Mirage F1 Grazie al sistema di manutenzione automatizzato SDAP, che permette di effettuare in tracciato, in un tempo molto breve (meno di una quindicina di minuti), la verifica completa dei sistemi di navigazione e d'armamento, Mirage F1 beneficia di un'importante capacità operativa. La fornitura in combustibile, che si effettua tramite un dispositivo che funziona per gravità, prende appena sei minuti. Quanto al sistema d'allarme GAMO, si è concepito per mantenere l'apparecchio in modo permanente in stato di decollo immediato. Questo sistema si presenta come un piccolo veicolo autotracté che garantisce la fornitura delle correnti elettriche adeguate per il preriscaldamento dei sistemi di navigazione e d'armamento, fornisce al raffreddamento del radar, è utilizzata per il condizionamento del posto di controllo e comporta una braccio telescopica articolata all'estremità della quale si trova un parasole che protegge il pilota in allarme delle radiazioni solari dirette. Quando il segnale è dato, quest'ultimo non deve soltanto mettere per strada il reattore, cosa che comporta il repliage del parasole e la sospensione del condizionamento d'aria e del raffreddamento del radar.

La prima delle versioni del Mirage F1 da entrare in servizio fu l'intercettore qualsiasi tempo F1C, il cui principale captatore è il radar di condotta di TIR Thomson-CSF Cyrano IV, utilizzabile a tutte le altitudini ed in tutti i settori volo. Le altre attrezzature elettroniche imbarcate a bordo di questo modello sono un pilota automatico SFENA 505 ed un collimatore testa alta CSF, che presenta al pilota i dati di volo e le informazioni riguardanti la condotta del TIR. La versione d'esportazione Mirage F1E, da parte sua, è fornita di un radar Cyrano IVM di una tecnologia più avanzata, che lavora in modi cartografico, di telemetria e di prosecuzione.

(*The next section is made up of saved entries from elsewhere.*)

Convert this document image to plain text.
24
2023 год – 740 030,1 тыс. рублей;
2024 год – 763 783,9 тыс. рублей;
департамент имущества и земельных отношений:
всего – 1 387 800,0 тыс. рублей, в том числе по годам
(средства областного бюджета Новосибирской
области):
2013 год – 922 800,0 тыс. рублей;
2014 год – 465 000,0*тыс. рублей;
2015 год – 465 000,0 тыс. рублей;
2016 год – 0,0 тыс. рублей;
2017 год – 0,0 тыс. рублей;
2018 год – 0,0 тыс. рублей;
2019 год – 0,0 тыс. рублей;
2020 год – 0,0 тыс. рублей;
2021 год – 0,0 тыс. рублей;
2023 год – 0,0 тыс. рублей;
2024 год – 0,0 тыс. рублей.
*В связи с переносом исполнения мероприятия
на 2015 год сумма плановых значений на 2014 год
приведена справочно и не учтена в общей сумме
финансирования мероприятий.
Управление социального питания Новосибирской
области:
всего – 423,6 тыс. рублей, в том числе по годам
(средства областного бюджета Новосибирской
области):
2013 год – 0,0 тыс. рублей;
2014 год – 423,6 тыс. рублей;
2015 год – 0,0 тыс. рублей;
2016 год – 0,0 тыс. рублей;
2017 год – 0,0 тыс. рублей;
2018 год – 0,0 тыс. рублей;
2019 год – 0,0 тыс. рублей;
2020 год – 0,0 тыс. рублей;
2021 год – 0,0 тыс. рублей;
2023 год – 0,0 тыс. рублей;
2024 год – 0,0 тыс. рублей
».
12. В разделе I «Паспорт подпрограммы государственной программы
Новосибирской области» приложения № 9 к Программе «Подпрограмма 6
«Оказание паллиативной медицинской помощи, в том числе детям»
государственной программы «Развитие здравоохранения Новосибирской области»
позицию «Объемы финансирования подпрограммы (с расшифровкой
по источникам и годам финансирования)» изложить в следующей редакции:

Capaci di effettuare missioni d'intercettazione e di divieto, Mirage F1E beneficia anche una piattaforma di navigazione inerziale Kearfott 40, di un elaboratore di navigazione e d'attacco ESD 182, e di un collimatore catodico testa alta VE120. I clienti che lo desidererebbero possono fornire i loro apparecchi di un radar Doppler di navigazione e di un telemetro a laser. Mirage F1E di serie non deve essere confuso con un aereo che volò per la prima volta con un reattore SNECMA M53 nel dicembre 1953 sotto la stessa designazione. In questo caso, la lettera E significava Europa, essendo l'apparecchio realizzato in previsione della sua partecipazione ad una concorrenza che la oppose in particolare al General Dynamics F-16, nel quadro di ciò che si chiamarono il mercato del secolo. Proclamato vincitore, Fighting Falcon andava essere acquisito dal Belgio, la Danimarca, i Paesi Bassi e la Norvegia. Una menzione particolare deve essere anche fatta dell'alternativa della Mirage F1E prodotta per conto del Iraq sotto la denominazione di F1EQ5. Invece del radar Cyrano, questo modello è dotato di un Thomson-CSF Agave adeguato all'attacco marittimo, che permette del resto allo stendardo eccellente, sul quale è anche montato, di individuare obiettivi contro i quali possono essere tirate missili anti navi AM.39 Exocet.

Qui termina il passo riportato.